Prepare for bluster about enemies to become nuance about not-yet-friends; for ideology to cede to empirical practice; for co-opting to overtake confronting as a first resort. And prepare to be surprised by things coming together unexpectedly as well as falling apart.
The new ways in which the White House will address the world after Jan. 20 have been forecast by the campaign themes developed for two years by Barack Obama. But more important, the changes are already present in the quiet presidential transition effort that has been underway in earnest for a month.

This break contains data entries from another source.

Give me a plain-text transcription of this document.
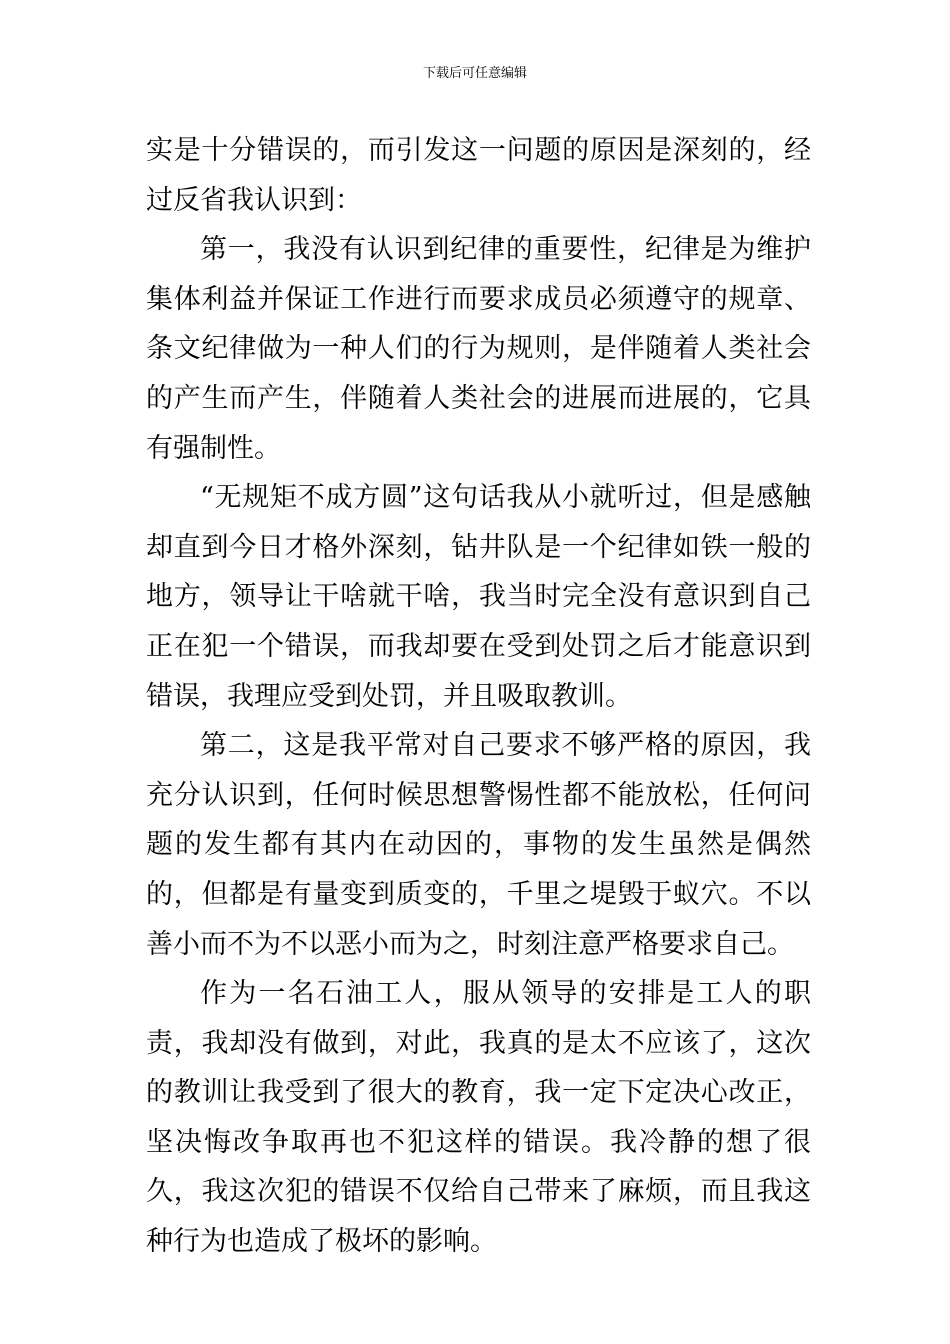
下载后可任意编辑

实是十分错误的，而引发这一问题的原因是深刻的，经过反省我认识到：

第一，我没有认识到纪律的重要性，纪律是为维护集体利益并保证工作进行而要求成员必须遵守的规章、条文纪律做为一种人们的行为规则，是伴随着人类社会的产生而产生，伴随着人类社会的进展而进展的，它具有强制性。

“无规矩不成方圆”这句话我从小就听过，但是感触却直到今日才格外深刻，钻井队是一个纪律如铁一般的地方，领导让干啥就干啥，我当时完全没有意识到自己正在犯一个错误，而我却要在受到处罚之后才能意识到错误，我理应受到处罚，并且吸取教训。

第二，这是我平常对自己要求不够严格的原因，我充分认识到，任何时候思想警惕性都不能放松，任何问题的发生都有其内在动因的，事物的发生虽然是偶然的，但都是有量变到质变的，千里之堤毁于蚁穴。不以善小而不为不以恶小而为之，时刻注意严格要求自己。

作为一名石油工人，服从领导的安排是工人的职责，我却没有做到，对此，我真的是太不应该了，这次的教训让我受到了很大的教育，我一定下定决心改正，坚决悔改争取再也不犯这样的错误。我冷静的想了很久，我这次犯的错误不仅给自己带来了麻烦，而且我这种行为也造成了极坏的影响。
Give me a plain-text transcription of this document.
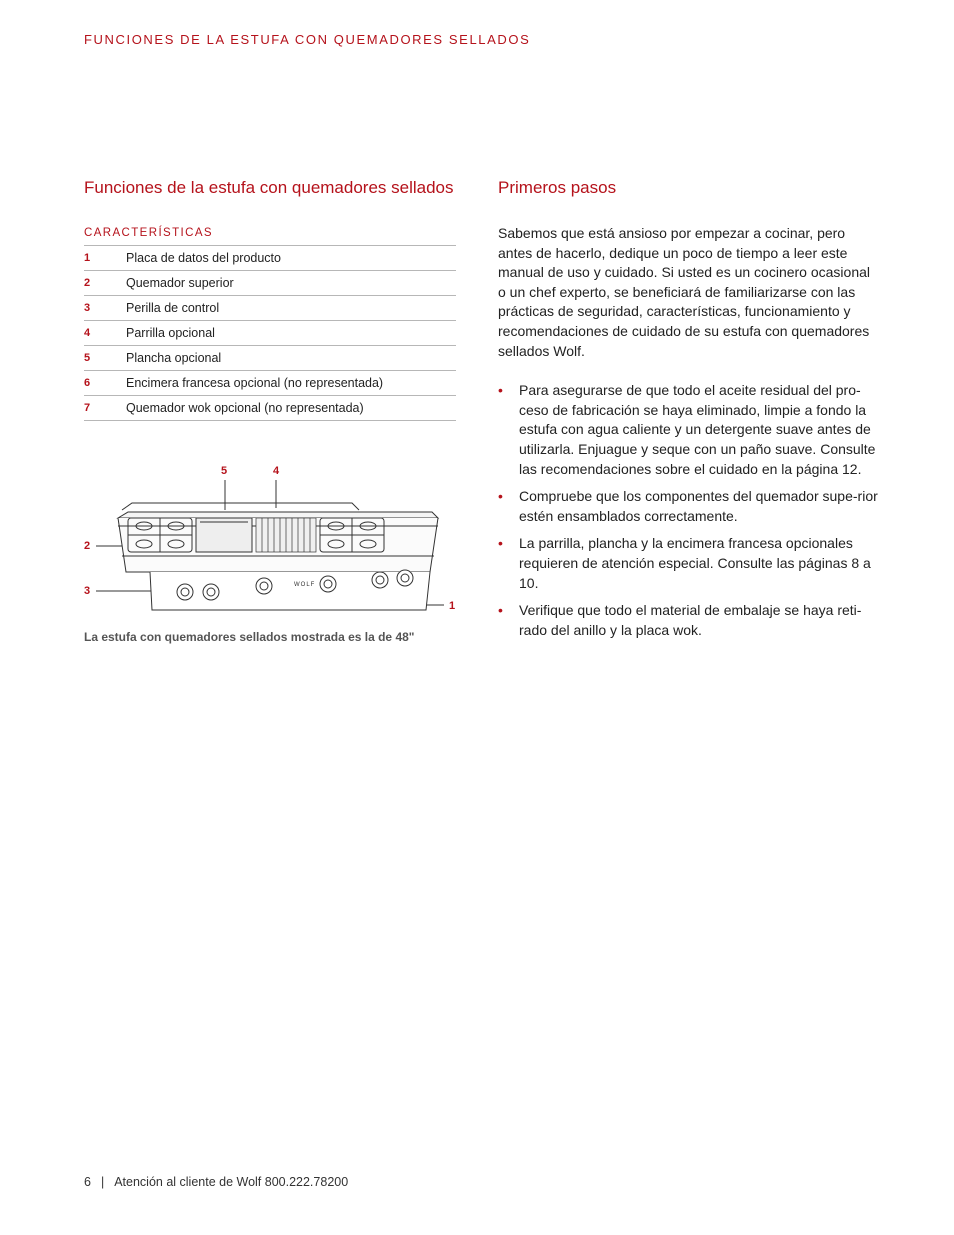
FUNCIONES DE LA ESTUFA CON QUEMADORES SELLADOS
Funciones de la estufa con quemadores sellados
CARACTERÍSTICAS
1	Placa de datos del producto
2	Quemador superior
3	Perilla de control
4	Parrilla opcional
5	Plancha opcional
6	Encimera francesa opcional (no representada)
7	Quemador wok opcional (no representada)
WOLF
5	4
2
3
1
La estufa con quemadores sellados mostrada es la de 48"
Primeros pasos

Sabemos que está ansioso por empezar a cocinar, pero antes de hacerlo, dedique un poco de tiempo a leer este manual de uso y cuidado. Si usted es un cocinero ocasional o un chef experto, se beneficiará de familiarizarse con las prácticas de seguridad, características, funcionamiento y recomendaciones de cuidado de su estufa con quemadores sellados Wolf.

• Para asegurarse de que todo el aceite residual del pro-ceso de fabricación se haya eliminado, limpie a fondo la estufa con agua caliente y un detergente suave antes de utilizarla. Enjuague y seque con un paño suave. Consulte las recomendaciones sobre el cuidado en la página 12.
• Compruebe que los componentes del quemador supe-rior estén ensamblados correctamente.
• La parrilla, plancha y la encimera francesa opcionales requieren de atención especial. Consulte las páginas 8 a 10.
• Verifique que todo el material de embalaje se haya reti-rado del anillo y la placa wok.
6 | Atención al cliente de Wolf 800.222.78200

The president-elect has been given little credit for his back-channeling prowess -- which could show how good he is at it. He prepares carefully, keeps his own counsel to an extraordinary degree and then acts without the impulsiveness of George W. Bush, the post-decision agonizing of Bill Clinton or the consistent vacillation of Jimmy Carter. Examples:
· Late last spring, Obama settled on Joe Biden as his most important counselor on foreign affairs. The two conferred quietly in the shadows of the extended primary campaign, forging the confident relationship that led to Biden becoming vice president-elect and having a major voice in Obama's future foreign policy.
· There has been a greater meeting of minds on Iraq and Afghanistan between Obama and Gen. David Petraeus than either has publicized, and it has been deepened by continuing indirect contacts since they met in Baghdad in July. It came as no surprise to key Obama aides when Pentagon officials said one day after the election that Petraeus had decided to accelerate the withdrawal of a combat brigade from Iraq by six weeks.
· Both the Obama and McCain campaigns have had transition teams working at the Treasury Department for about a month. This is in addition to the involvement in the administration's current decisions by Timothy F. Geithner, president of the Federal Reserve Bank of New York.
(It also may not hurt Geithner's chances of becoming Treasury secretary that he is 47, the same age as the president-elect; Obama's arrival at the White House heralds an implicit generational transformation in politics that has been overshadowed by the publicity about the national transformation in race relations.)
Obama has made no secret that Iraq and Afghanistan form his two most urgent priorities in foreign policy. Iran is third on the list, according to one knowledgeable aide, while climate change and the Middle East peace process rank as important but too difficult or diffuse to address effectively right away.